The too-stupid-feeling readers may cease here and jump to the comment section to express disdain for this meta-bullshit. Hoping that I have yet to lose the reader who might be feeling gradually alienated as too smart, let me reintroduce my thinking as an honest projection of myself as someone who has a truly very hard time understanding where his jokes stop and where his reality begins.
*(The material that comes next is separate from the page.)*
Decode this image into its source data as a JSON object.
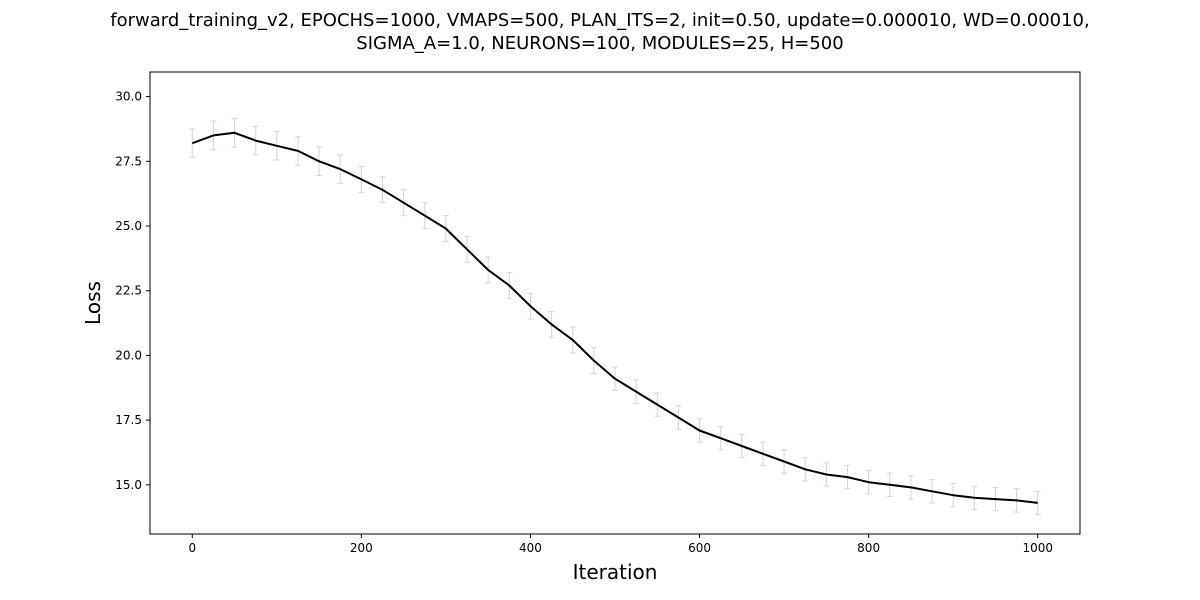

If this may serve as a case study for the style section of the NYT, someone too smart or too stupid there might attribute this approach to the self-obsession of those god-awful millennials. However, I recognize this as a broader issue for more and more of us, because why yes I can maybe see outside of me-me-me. Some succumb to the need to see things more black and white and start the therapy-tour of institutionalized medication. Others do not, and thrive or burn in the gray area the past two decades reserved for the brave ones who choose the struggle of a continuous attempt to find a connection with more people who are not them, and who could be too smart or too stupid. This attempt itself illustrates a desire for human connection any trend piece fails to capture

Before I get sucked into taking a stand to support my generation, let me clarify that I hate it too and also that this is all about Amanda Bynes. However, I no longer need to build a cajoling case for the transgression of femininity she achieves with requests for murdered vaginas, comparable in force to what Robert Frost’s poetry attained in terms of transgression for masculinity. If Bynes’ permanent midnight is a simulation or if it is true I cannot know, but in the époque of birdshit at the MoMa and other celebrity cameos in museums can I know a truth? My wish to write a seriocomic analysis of Amanda Bynes’ potential public breakdown diminished when I thought of other women whose work I have admired: Maria Bamford, Melissa Broder, Britney Spears.

Instead of conceptualizing the value of her work as it arrives on the medium of sociality of her preference I might have just done exactly what everyone else must to appreciate the wisdom behind her every poem: I projected.